Speech to Text Python command

Simple command line tool to create text transcripts out of audio files using IBM Watson Speech to Text.

Install

Using PyPi is the easiest way:

$ pip install speech-to-text

Or installing the dev version:

$ git clone https://github.com/rmotr/speech-to-text
$ mkvirtualenv speech-to-text
$ pip install -r requirements.txt

Usage

The first thing you'll need to do is get your Bluemix Username and Password. This is a tedious process, if you have issues, we've written a blog post that describes how to do it. Once you have your username and password you can do:

$ speech_to_text -u <MY-USERNAME> -p <MY-PASSWORD> -f html -i <AUDIO-FILE> transcript.html

(You can omit the password option and you'll be prompted to type it in a secure manner.)

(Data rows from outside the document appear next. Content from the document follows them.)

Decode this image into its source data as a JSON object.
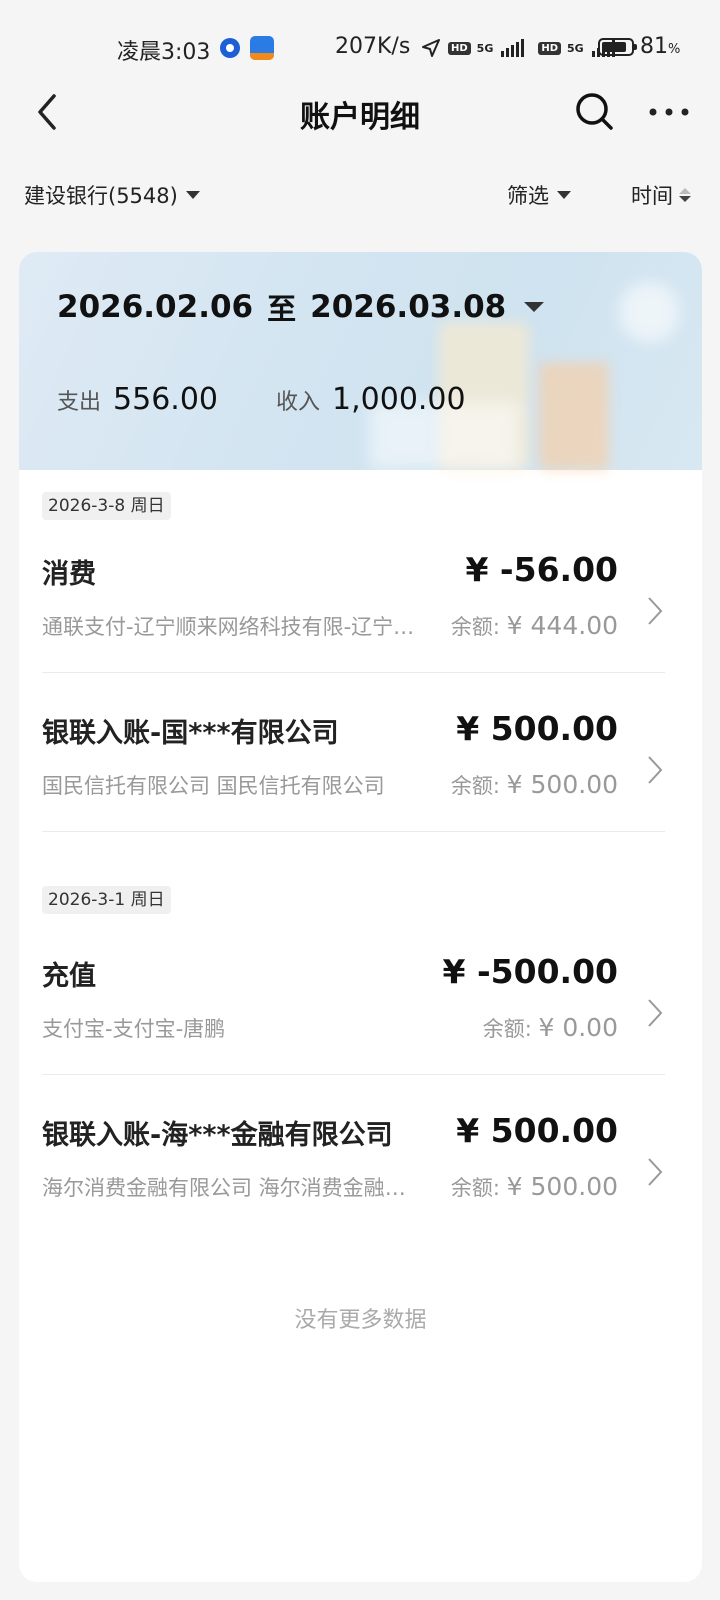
{
  "status_bar": {
    "time": "凌晨3:03",
    "net_speed": "207K/s",
    "hd1": "HD",
    "net1": "5G",
    "hd2": "HD",
    "net2": "5G",
    "battery_pct": "81",
    "battery_unit": "%"
  },
  "nav": {
    "title": "账户明细",
    "icons": [
      "chevron-left-icon",
      "search-icon",
      "more-icon"
    ]
  },
  "filters": {
    "account": "建设银行(5548)",
    "screen_label": "筛选",
    "time_label": "时间"
  },
  "summary": {
    "date_from": "2026.02.06",
    "to": "至",
    "date_to": "2026.03.08",
    "expense_label": "支出",
    "expense_value": "556.00",
    "income_label": "收入",
    "income_value": "1,000.00"
  },
  "groups": [
    {
      "date": "2026-3-8 周日",
      "transactions": [
        {
          "title": "消费",
          "amount": "¥  -56.00",
          "desc": "通联支付-辽宁顺来网络科技有限-辽宁顺来网络科技有限公司",
          "balance_label": "余额:",
          "balance": "¥  444.00"
        },
        {
          "title": "银联入账-国***有限公司",
          "amount": "¥  500.00",
          "desc": "国民信托有限公司 国民信托有限公司",
          "balance_label": "余额:",
          "balance": "¥  500.00"
        }
      ]
    },
    {
      "date": "2026-3-1 周日",
      "transactions": [
        {
          "title": "充值",
          "amount": "¥  -500.00",
          "desc": "支付宝-支付宝-唐鹏",
          "balance_label": "余额:",
          "balance": "¥  0.00"
        },
        {
          "title": "银联入账-海***金融有限公司",
          "amount": "¥  500.00",
          "desc": "海尔消费金融有限公司 海尔消费金融有限公司",
          "balance_label": "余额:",
          "balance": "¥  500.00"
        }
      ]
    }
  ],
  "footer": {
    "no_more": "没有更多数据"
  }
}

The -i option receives the audio file that you want to transcript, and it'll store the text in transcript.html in HTML format. To select a different format, see below..

Formatters

There are currently 4 formatters builtin: html (default), markdown, json, original. You can pass the -f option with any of those formatters in place.

Examples

Under the examples/ directory you can find a short audio file containing the first 30 seconds of Jacob Kaplan-Moss Keynote from Pycon 2015. There are also the end results of the transcription (html and markdown format).

Watson Documentation

https://www.ibm.com/watson/developercloud/speech-to-text/api/v1/#recognize_sessionless_nonmp12

Reference

Audio File types supported:

audio/flac
audio/l16
audio/wav
audio/ogg;codecs=opus
audio/mulaw